認知症の本人の気持ちを想像すると。。。。。
認知症の人の気持ちを想像できるだろうか。
「何もわかってない」「何も考えてない」ように見えるから、「つらい」とか「現状や将来を考えて悩む」とか、見るからになさそうだ。壊れた脳では考えられないのでは?
また、言いたい放題、やりたい放題で、何のガマンもしていない。すぐに怒り、怒りにまかせて暴言を吐き、暴力をふるう。脳が壊れ、自制することが難しいからだ。
「こんなことを言ったら家族が傷つく」というようなことも平気で言うし、本人自身の身があやういような危険なことでも平気でしてしまう。悩んでいるとはとても思えない。
本人が認知症だと自覚していて、脳細胞の自滅を理解しているのなら、悩むだろう。
が、多くは自分が認知症だとは知らず、脳の破壊が進行中だとも思わず、周囲のことも一切配慮しないなら、何の心配もない。たまに「何かへんだな」と思う程度で。
見ているぶんには「認知症の本人はお気楽だ」と思うのももっともだ。
ガマンをさせられているのは家族。「認知症の人の言うことを否定してはいけない」という原則から、何を言われても反発もできず、言い返すことすらできない。

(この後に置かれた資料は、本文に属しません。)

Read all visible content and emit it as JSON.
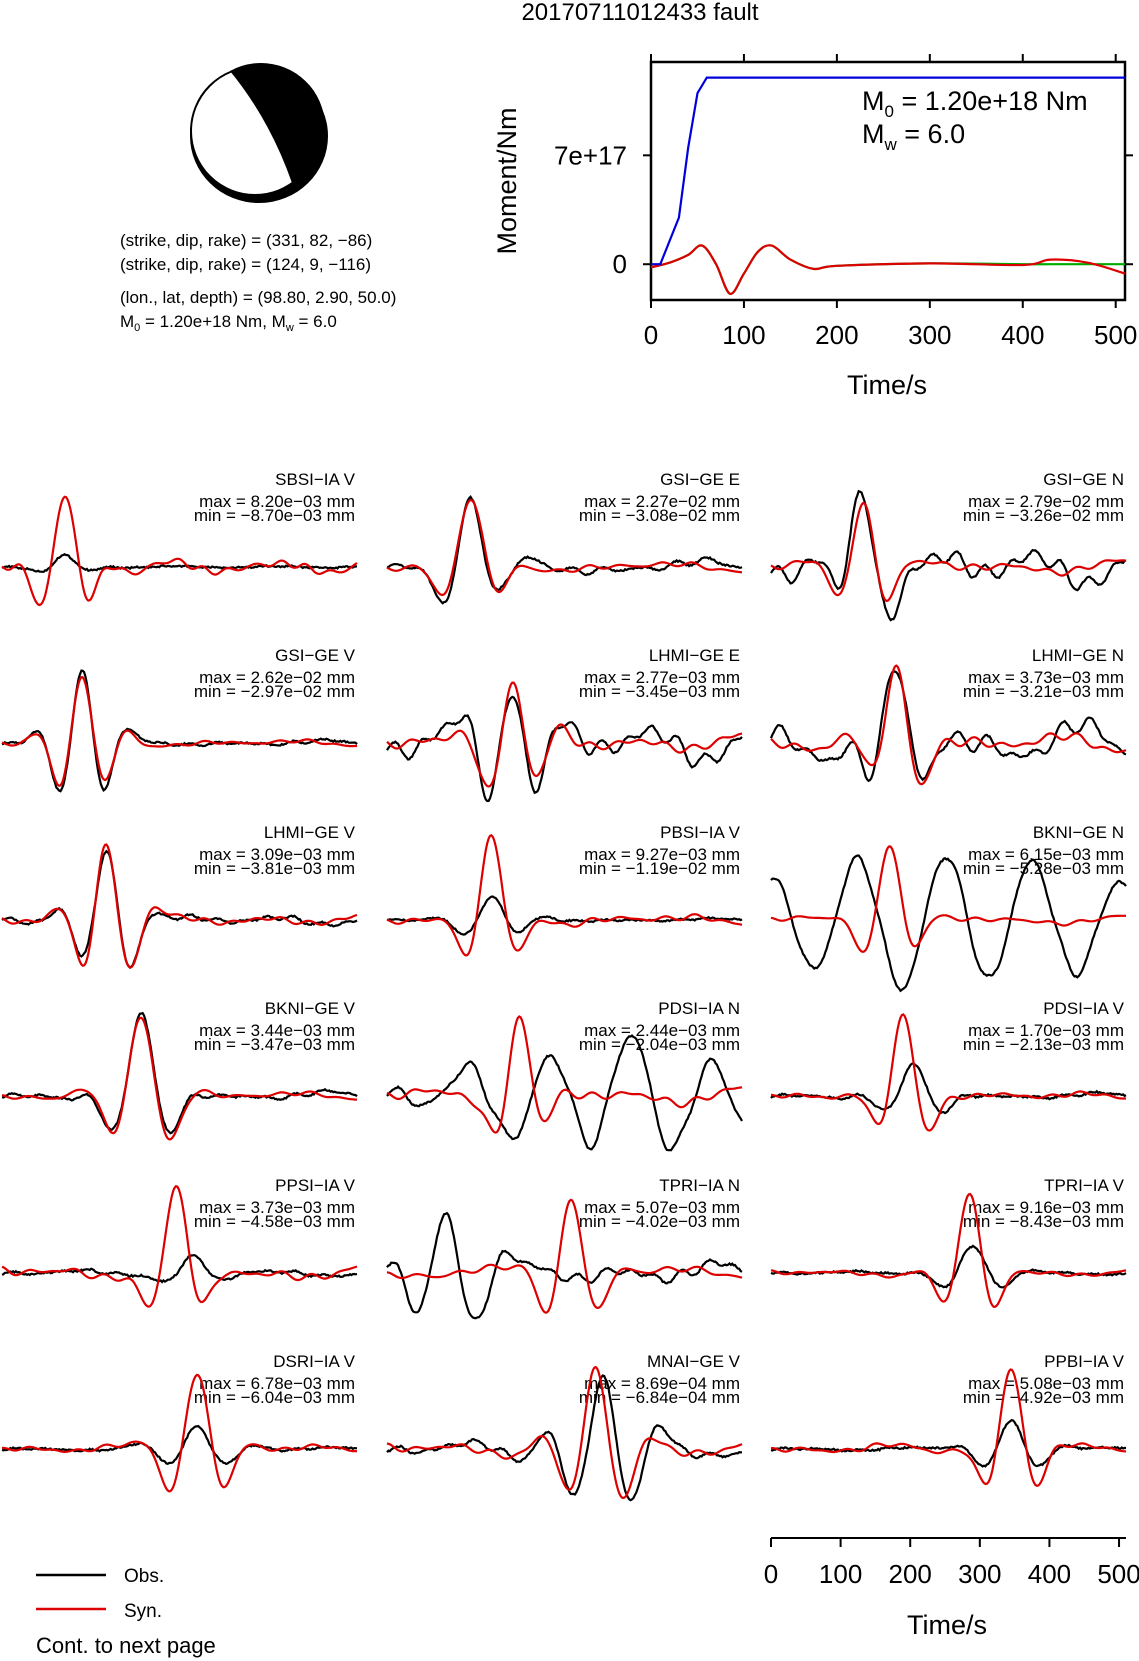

「認知症の本人のつらさ」はどこにあるのか、それを想像するのは簡単ではない。
とても悩んでいるとは思えないような、言い放題やりたい放題のめちゃくちゃな行動、迷惑行為(BPSD)を起こすもとになっているものが、「本人のつらさ」らしい。
言い換えれば「不安感」、それが家族を悩ませる「BPSD」の根源、原因だ。
自分の記憶がつながっていないこと、そんなあり得ないことを「何かへんだな」と思いながらも、誰にも言えないで(言わないで、自尊心から)こっそり悩んでいるようだ。
今まで普通にできていたことが、できない。やり方がわからない。わからないことが毎日毎日増える。近所の道順もわからない。わからないはずがないのに。
そういう気持ちを素直に出してくれたら、家族だって「本人のつらさ」を共感することができるし、本人の気持ちを一番に考えて適切な対応をとることができる。
が、本人は「ボケた」と思われたくないのか、それらを隠そうとする。「わからない、できない」と正直には言わない。失敗をひたすら隠す。老人は自尊心が高いから。
デイサービスに行くのを忘れていても、「今日は体調が悪かったので」とごまかし、リモコンが使えなくてエアコンが作動しなかった時も、「エアコンが壊れている」と言う。
わからないことだらけで、一人では何一つまともにできないが、そういう自分を本人は認めていない。自覚がない。認知症だから、脳が壊れているから。
自分の状態も把握できず、「何がわからない」のかすら、わからない。何もわからないで一人でいる、その不安感はどれほどのものだろう。
言葉の通じない外国でたった一人、頼る人もいない。どこに行ったらいいのかも、今どこにいるのかもわからない。孤独と不安、そういう感じだろうか。
このたとえはよくない。こんな程度ではなく、もっと絶望的な心境かもしれない。
認知症の本人の気持ちをわかるにはどうしたらいいのだろう。